SÃO PAULO - Os mercados globais continuam reagindo mal a sinalizações de baixo crescimento e de recessão nos países desenvolvidos. A aversão a risco continua em ascensão e bolsas de países emergentes, como a do Brasil, voltam a tombar nesta sessão.

No segmento cambial, o Banco Central continua trabalhando para atender a demanda por dólares, mas a divisa insiste na valorização.

Às 12h53, o principal índice da Bolsa de Valores de São Paulo (Ibovespa) registrava baixa de 6,36%, aos 31.668 pontos, com giro financeiro de R$ 1,289 bilhão. O índice já esteve pior e se aproximou de um novo "circuit breaker" após a abertura, ao cair 8,69% para 30.879 pontos.

O dólar comercial também já esteve mais caro no câmbio doméstico, mas reagiu aos leilões do Banco Central. A autoridade monetária fez uma oferta de moeda à vista no mercado pronto, com taxa de corte a R$ 2,35, e colocou US$ 1,706 bilhão em swap cambial realizado às 11h30. A moeda sobe 1,25%, comprada a R$ 2,3320 e vendida a R$ 2,3340. Na máxima do dia a divisa foi negociada a R$ 2,40 (+4,12%).

As baixas nos mercados asiáticos e das bolsas européias, bem como dos índices em Nova York, já prenunciavam mais um dia de tensão para o mercado brasileiro. Flávio Serrano, economista-sênior do BES, cita a queda de 0,5% do Produto Interno Bruto (PIB) do Reino Unido no último trimestre como uma das notícias negativas de peso para a jornada.

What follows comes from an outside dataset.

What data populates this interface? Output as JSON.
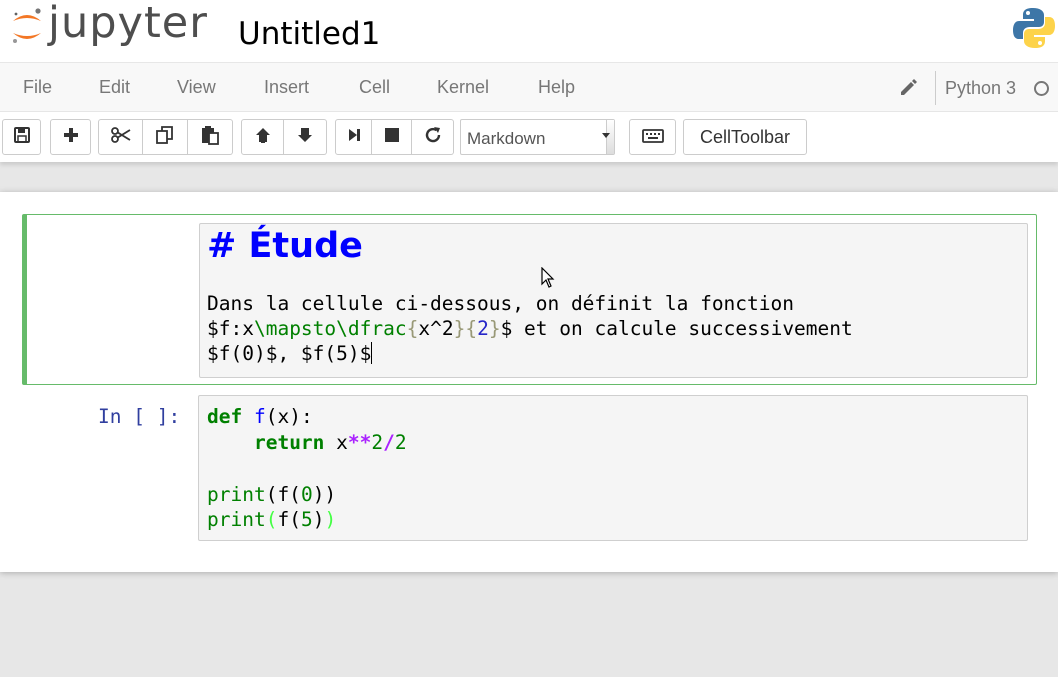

O mercado já esperava que o país registrasse a primeira baixa do PIB em 16 anos, mas contava com uma variação negativa mais modesta, de 0,2% no período.

Para completar, a expectativa de recessão nas maiores economias do mundo é tão grande que o petróleo continua em queda, mesmo com o corte de produção anunciado pela Organização dos Países Produtores de Petróleo (Opep) . Para a bolsa brasileira, onde as ações da Petrobras têm peso de cerca de 18% do índice, é uma variável adicional de perdas.

Assim como aconteceu nos últimos três dias, o medo de recessão nos países desenvolvidos tem promovido uma fuga de investidores estrangeiros de mercados de países emergentes. A saída desses investidores afeta não só o mercado acionário, mas também as moedas, especialmente a brasileira, que por muito tempo foi favorecida pelo fluxo contínuo positivo de investidores internacionais.